J'en reviens à la mobilisation des opinions publiques pour que les États agissent. Souvenez-vous de la COP 21 : il y avait environ 45 000 personnes au Bourget dont 35 000 n'étaient pas des délégués officiels des États. Or pourquoi la COP 21 a-t-elle réussi ? C'est parce que sans la présence de ces 35 000 personnes, les États n'auraient pas été poussés à prendre les décisions qu'ils ont prises. Pour ce qui est des États-Unis, on a bien vu, à l'occasion du One Planet Summit, qu'ils ne se résumaient pas à Trump. J'étais à Washington il y a un peu plus d'un mois pour évoquer le Forum de Paris pour la paix et mes interlocuteurs ont commencé par me demander ce qu'ils pourraient faire en sa faveur, ne souhaitant pas – à l'instar de personnalités comme Arnold Schwarzenegger, Michael Bloomberg ou Al Gore – que le reste du monde pense que les États-Unis se réduisent à Trump et aux dégâts qu'il peut causer. Il me semble possible de passer ces quelques années en serrant les dents, même s'il faut attendre encore trois ans, ce qui est beaucoup…
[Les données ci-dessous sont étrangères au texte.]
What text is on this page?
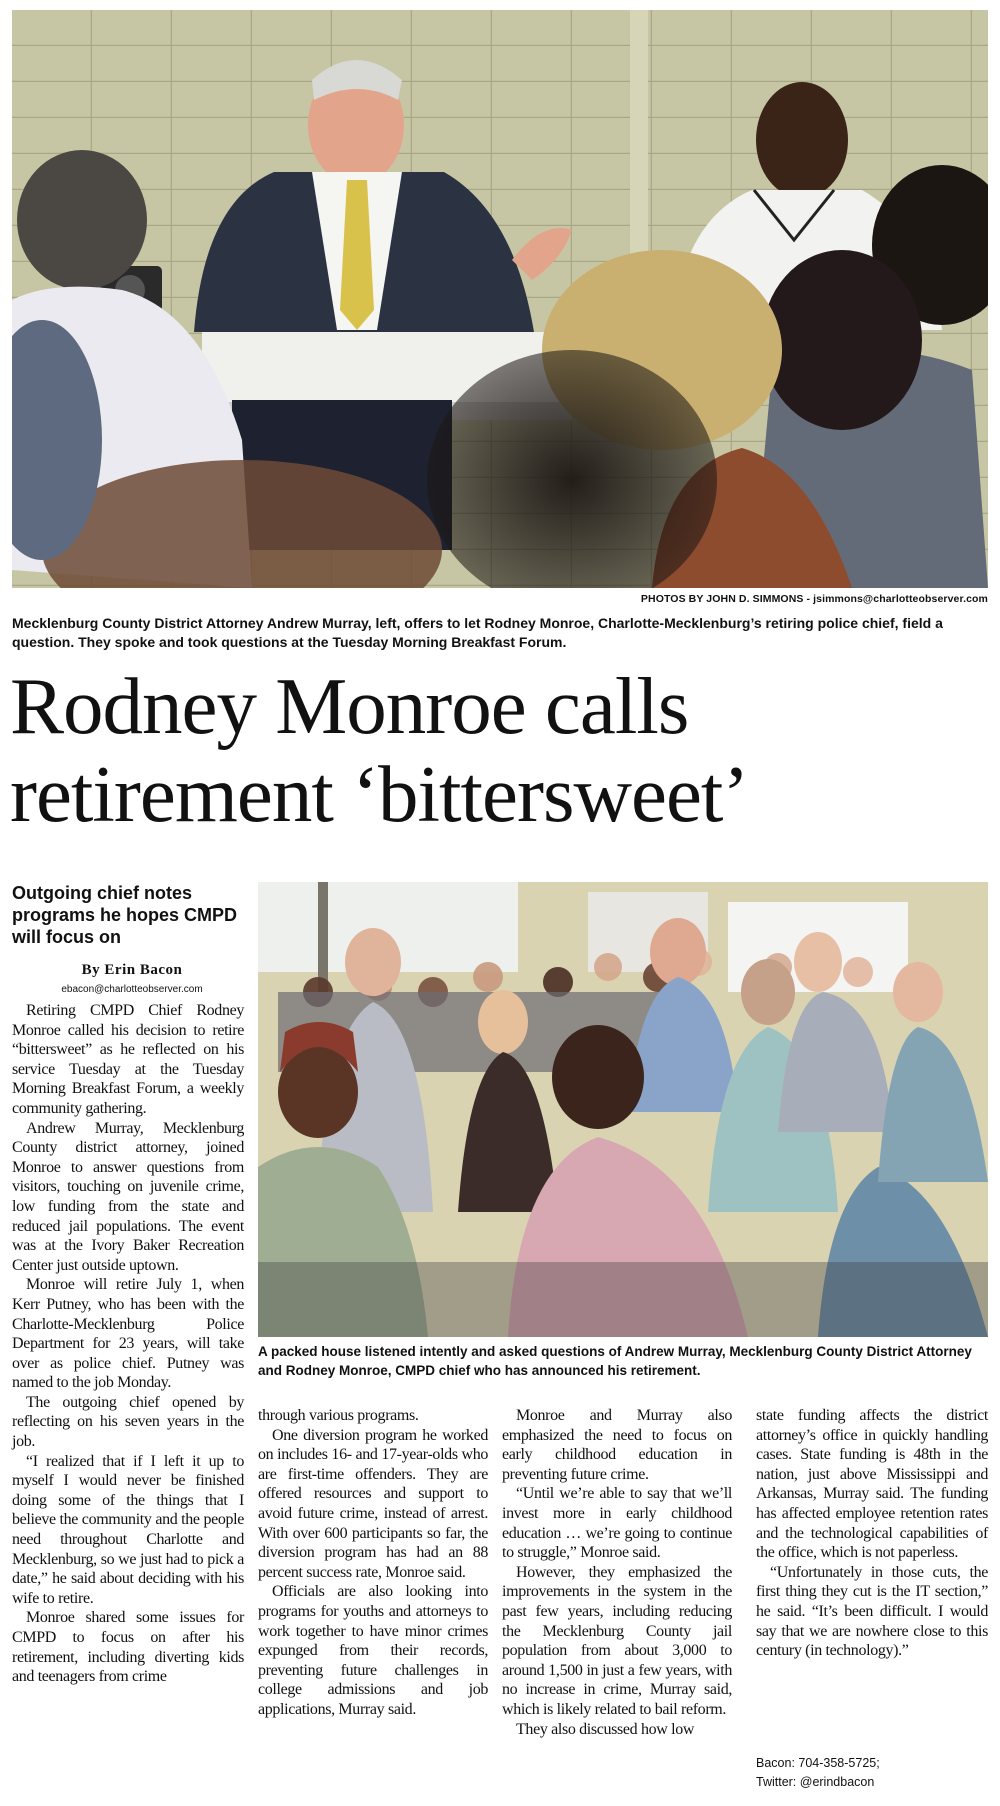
PHOTOS BY JOHN D. SIMMONS - jsimmons@charlotteobserver.com
Mecklenburg County District Attorney Andrew Murray, left, offers to let Rodney Monroe, Charlotte-Mecklenburg’s retiring police chief, field a question. They spoke and took questions at the Tuesday Morning Breakfast Forum.
Rodney Monroe calls
retirement ‘bittersweet’
Outgoing chief notes programs he hopes CMPD will focus on
By Erin Bacon
ebacon@charlotteobserver.com
A packed house listened intently and asked questions of Andrew Murray, Mecklenburg County District Attorney and Rodney Monroe, CMPD chief who has announced his retirement.

Retiring CMPD Chief Rodney Monroe called his decision to retire “bittersweet” as he reflected on his service Tuesday at the Tuesday Morning Breakfast Forum, a weekly community gathering.

Andrew Murray, Mecklenburg County district attorney, joined Monroe to answer questions from visitors, touching on juvenile crime, low funding from the state and reduced jail populations. The event was at the Ivory Baker Recreation Center just outside uptown.

Monroe will retire July 1, when Kerr Putney, who has been with the Charlotte-Mecklenburg Police Department for 23 years, will take over as police chief. Putney was named to the job Monday.

The outgoing chief opened by reflecting on his seven years in the job.

“I realized that if I left it up to myself I would never be finished doing some of the things that I believe the community and the people need throughout Charlotte and Mecklenburg, so we just had to pick a date,” he said about deciding with his wife to retire.

Monroe shared some issues for CMPD to focus on after his retirement, including diverting kids and teenagers from crime

through various programs.

One diversion program he worked on includes 16- and 17-year-olds who are first-time offenders. They are offered resources and support to avoid future crime, instead of arrest. With over 600 participants so far, the diversion program has had an 88 percent success rate, Monroe said.

Officials are also looking into programs for youths and attorneys to work together to have minor crimes expunged from their records, preventing future challenges in college admissions and job applications, Murray said.

Monroe and Murray also emphasized the need to focus on early childhood education in preventing future crime.

“Until we’re able to say that we’ll invest more in early childhood education … we’re going to continue to struggle,” Monroe said.

However, they emphasized the improvements in the system in the past few years, including reducing the Mecklenburg County jail population from about 3,000 to around 1,500 in just a few years, with no increase in crime, Murray said, which is likely related to bail reform.

They also discussed how low

state funding affects the district attorney’s office in quickly handling cases. State funding is 48th in the nation, just above Mississippi and Arkansas, Murray said. The funding has affected employee retention rates and the technological capabilities of the office, which is not paperless.

“Unfortunately in those cuts, the first thing they cut is the IT section,” he said. “It’s been difficult. I would say that we are nowhere close to this century (in technology).”

Bacon: 704-358-5725;
Twitter: @erindbacon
Pour ce qui est de la diplomatie climatique, comme je l'ai montré au début de mon exposé, il y a deux mondes à Washington. Il y a celui du président et de ses lubies, de sa psychologie, mais aussi de ses calculs électoraux – évidents en l'occurrence : sa base n'a aucune appétence pour l'action sur le climat dont elle ne voit pas l'intérêt, prenant le réchauffement climatique pour un canular et la politique contre ce dérèglement pour une escroquerie destinée à lui soutirer de l'argent ; le gain électoral est donc ici facile pour Trump. Aussi n'y a-t-il pas d'analyse poussée à faire sur les décisions de Trump qui a imposé ses préférences personnelles et son intérêt électoral à un appareil d'État – c'est le deuxième monde – majoritairement sensibilisé, pour sa part, au problème du climat. Si vous allez au Texas, la ville de Houston, capitale du pétrole, fonctionne à 80 % avec des énergies renouvelables... La situation est donc vraiment plus complexe qu'on ne pourrait le penser et nous donne des motifs d'espoir.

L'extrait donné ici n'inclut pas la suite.